Procédure n°1: remplacement trachéal étendu par lambeau thoraco-chondro-costal pédiculé sur les vaisseaux thoraciques internes, 1 procédure par animal, durée de la procédure environ 4 heures. Procédure n°2: Bronchoscopie avec biopsies trachéales étagèes, 1-3 interventions par animal, durée 30 minutes environ.
Quels sont les effets/effets indésirables prévus sur les animaux et la durée de ces effets?
Douleurs, Stress, Infections pulmonaire, Infection de site opératoire, Désunion de cicatrice, Détresse réspiratoire, Décès.
Justifier le sort prévu des animaux à l’issue de la procédure.
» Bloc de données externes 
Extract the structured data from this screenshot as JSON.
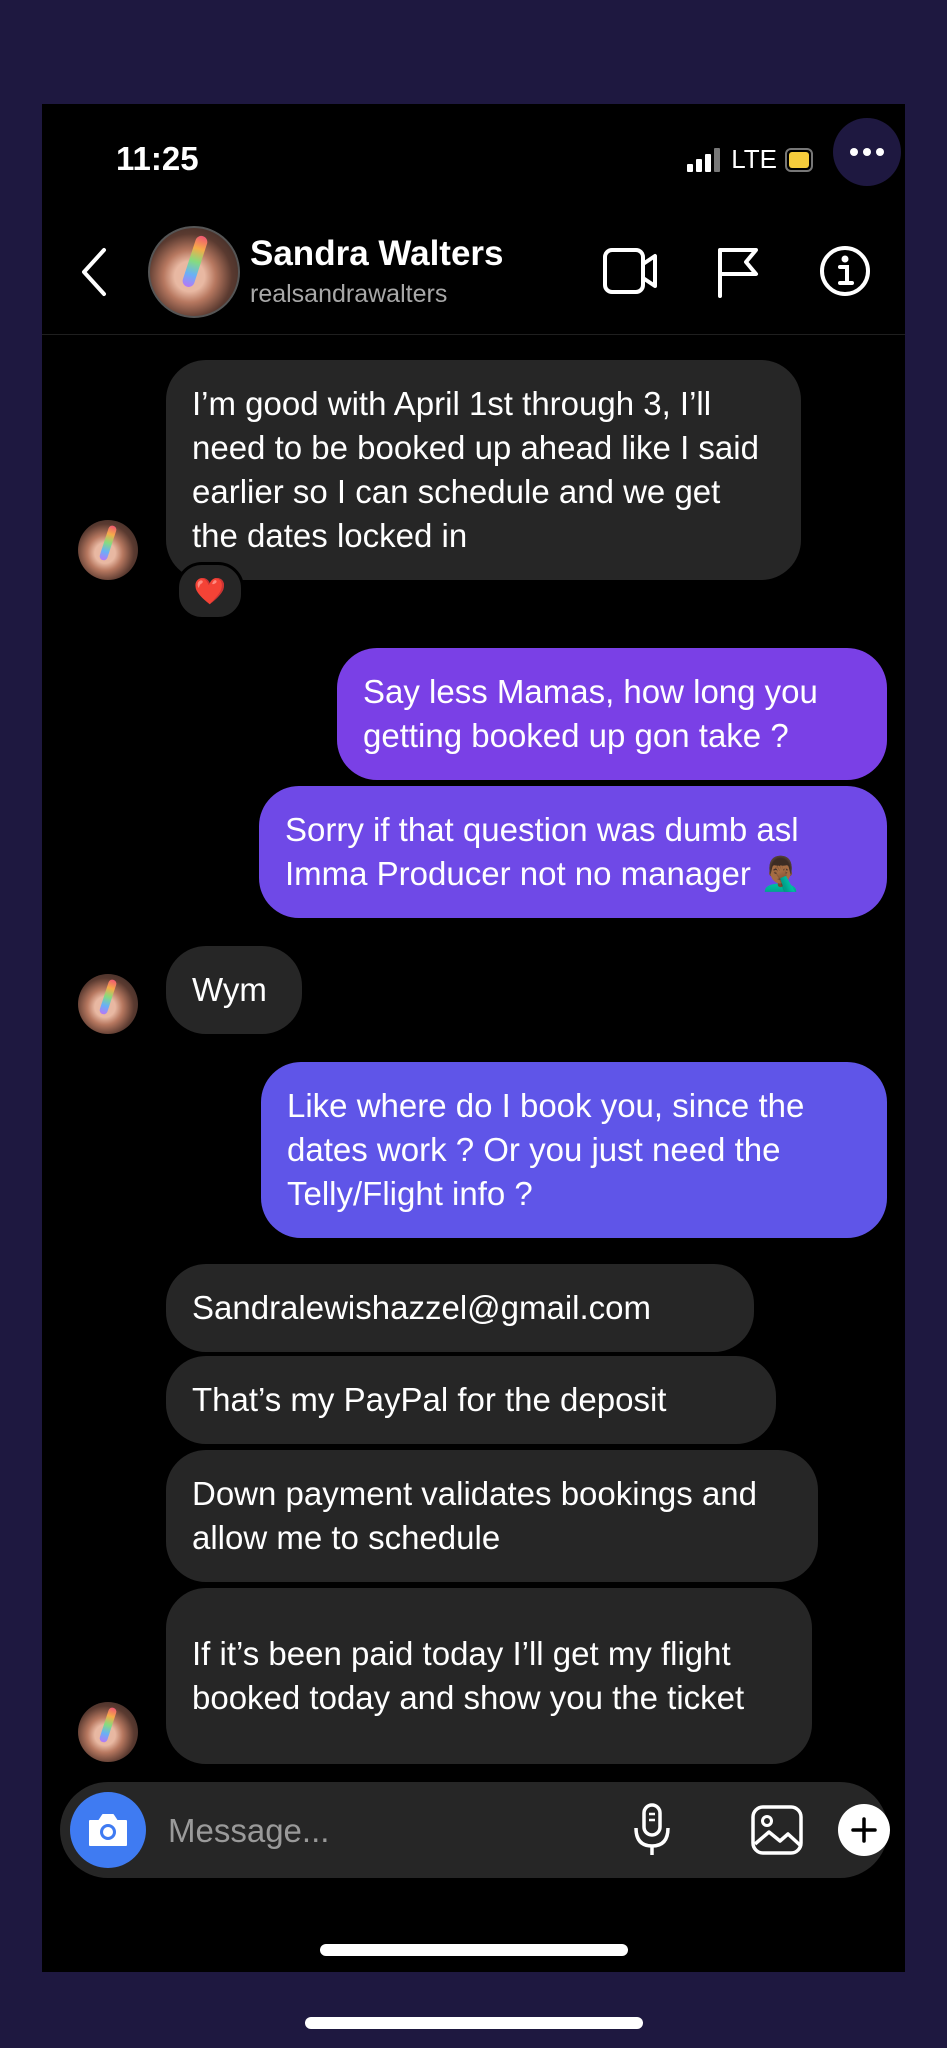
{
  "status_bar": {
    "time": "11:25",
    "network": "LTE"
  },
  "header": {
    "name": "Sandra Walters",
    "handle": "realsandrawalters"
  },
  "messages": {
    "m1": "I’m good with April 1st through 3, I’ll need to be booked up ahead like I said earlier so I can schedule and we get the dates locked in",
    "m1_reaction": "❤️",
    "m2": "Say less Mamas, how long you getting booked up gon take ?",
    "m3": "Sorry if that question was dumb asl Imma Producer not no manager 🤦🏾‍♂️",
    "m4": "Wym",
    "m5": "Like where do I book you, since the dates work ? Or you just need the Telly/Flight info ?",
    "m6": "Sandralewishazzel@gmail.com",
    "m7": "That’s my PayPal for the deposit",
    "m8": "Down payment validates bookings and allow me to schedule",
    "m9": "If it’s been paid today I’ll get my flight booked today and show you the ticket"
  },
  "composer": {
    "placeholder": "Message..."
  },
  "colors": {
    "outgoing_top": "#7b3fe6",
    "outgoing_bottom": "#5d57e8",
    "incoming": "#262626",
    "accent_camera": "#3f7bf2",
    "frame": "#1e1840"
  },
  "icons": [
    "close-icon",
    "more-icon",
    "signal-icon",
    "battery-icon",
    "back-icon",
    "video-call-icon",
    "flag-icon",
    "info-icon",
    "camera-icon",
    "microphone-icon",
    "gallery-icon",
    "plus-icon"
  ]
}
Tous les moutons inclus dans ce protocole seront mis à mort à la fin de l’étude dans l’objectif de récupérer la trachée pour effectuer des analyses fonctionnelles, et structurelles, ainsi que pour limiter l’éventuelle présence de souffrance aussi minime soit-elle
Application de la règle des "3R"
1. Remplacement
Compte tenu de la complexité tissulaire de la trachée et de la nécessité d’évaluation de la cicatrisation d’un organe transplanté, il n’est pas possible d’envisager de méthode alternative ou substitutive à un modèle animal. Compte tenu des besoins de transfert de modèle sur l’Homme, l’anatomie ainsi que la taille du modèle animal doit être cohérente et adaptée aux nécessités techniques (endoprothèses, suivi endoscopique), ce qui ne permet pas d’envisager de réaliser l’étude sur de petits mammifères. Grâce à ce nouveau modèle chez le mouton, nous nous rapprochons au maximum des critères du substitut trachéal parfait. Il est facile à prélever et ne requiert pas de microchirurgie. Les néo cartilages resteront vascularisés grâce à leurs périchondres, et donc en théorie moins de risque de calcification et de fracture à moyen terme. La plèvre va se retrouver à l’intérieur de la trachée. Plusieurs études ont démontré que la plèvre pouvait se transformer en épithélium respiratoire, ce qui devrait faciliter la clairance bronchique.
2. Réduction
Dans le cadre de l’objectif de réduction du nombre d’animaux, l’étude pourra être arrêtée si les 5 observations positives sont obtenues sans que l’utilisation des 10 animaux soit nécessaire. De même, en l’absence d’observation positive après le 6e animal, la technique sera considérée comme un échec et l’étude sera arrêtée.
3. Raffinement
Les animaux sont hébergés en box individuels au sein de l’animalerie. Les conditions de stabulation répondent aux normes spécifiques de températures et d’éclairage propres aux moutons avec une zone paillée d’1,5 m2 par animal, et une durée d’exposition lumineuse de 12 heures par jour. Ils sont nourris avec un aliment de base pour mouton, rationné au poids de l’animal et eau ad-libitum. Chaque mouton aura une période d’acclimatation de 10 jours avant de réaliser la chirurgie. Chaque mouton sera observé quotidiennement avant et après la chirurgie d’une part par les animaliers lors des soins d’hygiène et d’alimentation mais aussi par les expérimentateurs ayant validé le niveau 1 d’expérimentation animale. Après la chirurgie, ils viendront évaluer les animaux et administrer les antalgiques tout au long des expérimentations. Le mouton sera évalué dans son box de stabulation. A chaque visite de l’animal (soit au moins une fois par jour à partir de la chirurgie), les différents signes d’inconfort seront relevés. En cas de signes de détresse constatés, une surveillance accrue du mouton sera réalisée. On réalisera également l’administration des analgésiques et, si nécessaire, le vétérinaire responsable de l’animalerie sera appelé pour un examen clinique plus approfondi du mouton. En cas d’atteinte de points limites, un sacrifice du mouton sera réalisé.
Expliquer le choix des espèces et les stades de développement y afférents.
Présence d’une trachée longue dont la partie cervicale est facilement accessible avec une anatomie proche de l’humain. Au stade adulte, car la trachée est bien développée et que les proportions anatomiques sont proches de l’homme.